If that doesn’t sound like a lot, it’s not. It only works out to be about a $50 to $175 bump in overall price. However, expect dealerships to take advantage of the shortage of used vehicles with prices climbing anywhere from $700 to $1,000 depending on the condition of the vehicle. Obviously, with Sandy’s destruction affecting mainly the eastern seaboard, prices are expected to be inflated the most but the rest of the country could also feel the storm’s effects. It’s estimated that 20 percent of new car sales in the United States hail from the Mid-Atlantic and the Northeast.
“We have seen a trend for dealers, regardless of where they are located, buying inventory online and that means that geography is not as important as in past,” said Jonathan Banks, an analyst with National Automobile Dealers Association. “It used to be that dealers would buy cars from a physical auction near their dealership.”
To make matters worse, over 15,000 new cars were also destroyed by Sandy while waiting in the Port of Newark not to mention all of the dealerships around New Jersey and New York. Banks told the Detroit Free Press that dealerships have been hit hard, one Honda store lost 600 new units in the storm. Fisker Automotive, who is desperately trying to get its Karma model off the ground, saw 30 units go up in smoke after each caught fire after being submerged for hours. In all, Fisker is expecting to lose $30 million in damages but luckily for the Anaheim, Calif.-based automaker, it was all insured. Toyota, Honda, Nissan, Ford, General Motors, Hyundai, and Kia all lost vehicles to Sandy’s wrath. Nissan lost around 6,000 units while Toyota believes about 4,500 units, between itself, Lexus, and Scion were lost to the storm.

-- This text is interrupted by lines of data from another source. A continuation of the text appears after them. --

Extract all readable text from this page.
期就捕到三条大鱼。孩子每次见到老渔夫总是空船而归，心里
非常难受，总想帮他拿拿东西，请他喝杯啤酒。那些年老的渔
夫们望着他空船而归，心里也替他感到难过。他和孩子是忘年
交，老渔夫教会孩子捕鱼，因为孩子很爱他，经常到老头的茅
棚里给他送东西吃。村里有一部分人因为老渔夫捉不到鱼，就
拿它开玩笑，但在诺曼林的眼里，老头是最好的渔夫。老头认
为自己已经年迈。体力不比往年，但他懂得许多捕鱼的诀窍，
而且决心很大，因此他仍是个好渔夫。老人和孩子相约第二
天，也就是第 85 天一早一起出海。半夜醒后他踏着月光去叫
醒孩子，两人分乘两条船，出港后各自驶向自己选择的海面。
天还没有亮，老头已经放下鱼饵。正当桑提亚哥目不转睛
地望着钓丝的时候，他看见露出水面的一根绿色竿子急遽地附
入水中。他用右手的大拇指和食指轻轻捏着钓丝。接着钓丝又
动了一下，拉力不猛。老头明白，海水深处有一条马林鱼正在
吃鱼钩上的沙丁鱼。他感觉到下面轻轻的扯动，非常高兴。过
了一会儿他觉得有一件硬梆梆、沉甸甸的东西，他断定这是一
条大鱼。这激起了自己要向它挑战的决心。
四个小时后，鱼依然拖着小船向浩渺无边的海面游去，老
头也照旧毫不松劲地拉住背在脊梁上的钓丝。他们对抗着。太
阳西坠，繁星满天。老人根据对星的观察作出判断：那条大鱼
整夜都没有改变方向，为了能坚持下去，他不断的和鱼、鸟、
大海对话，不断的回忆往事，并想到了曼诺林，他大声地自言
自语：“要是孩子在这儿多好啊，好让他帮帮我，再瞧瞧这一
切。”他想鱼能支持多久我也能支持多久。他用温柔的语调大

Dealerships believe their new stock will begin getting on track again sometime in December but they won’t be running at full capacity until at least February of 2013. This lag in replacement units takes time as insurance companies need to disperse payment to those who lost a vehicle and then more waiting as people shop for the right vehicle. However, some industry experts believe this will spur the economy back into a more favorable situation.